From simple to advanced agents
Having seemingly coined “knowledge assistants” to make it easier for enterprises to understand the concept of AI agents, Liu then tried to explain the concept of “agentic RAG,” which rather over-complicated matters again.
“Not only are you just directly feeding the query to a vector database,” Lui said about agentic RAG, “in the end, everything is just an LLM interacting with a set of data services as tools, right?”
Erm, right.
Provided it all works, Liu said that this process results in more advanced agents — such as “personalized QA systems,” agents that can maintain user state over time, and agents that are able to look up information from both unstructured and structured data sources.
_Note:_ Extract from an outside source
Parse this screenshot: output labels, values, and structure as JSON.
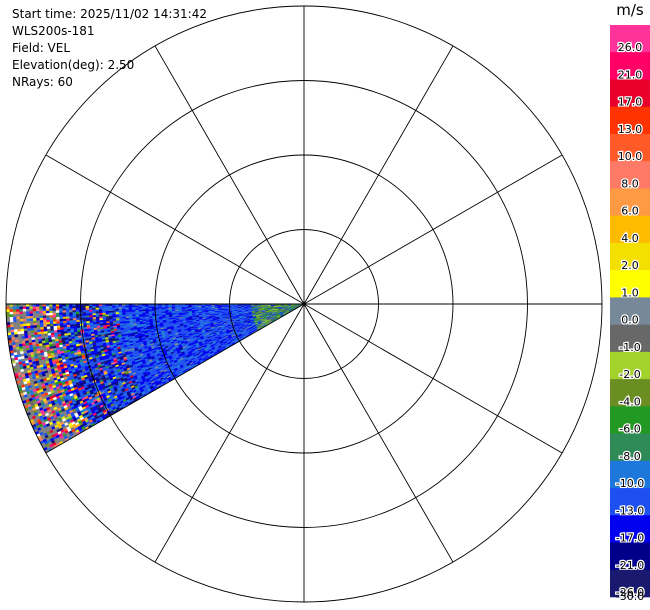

To wrap it up, Liu announced a new feature of LlamaIndex, called (you guessed it): Llama Agents. “We see this as a key ingredient in helping you build something that’s production-grade — a production-grade knowledge assistant — especially, you know, as the world gets more agentic over time,” said Liu.

Llama Agents preview
Agentic World
Harrison Chase had begun his presentation with an apparent diss of last year’s AI agents sensation, AutoGPT. But of course, it remains to be seen whether the solutions provided by LangChain and LlamaIndex fare any better.
LangChain’s solution has a complicated catchphrase (“custom cognitive architectures”), but seems simpler than LlamaIndex, which has a simple catchphrase (“knowledge assistants”) but a complicated workflow. But check back in a year to see if either of them works in the wild.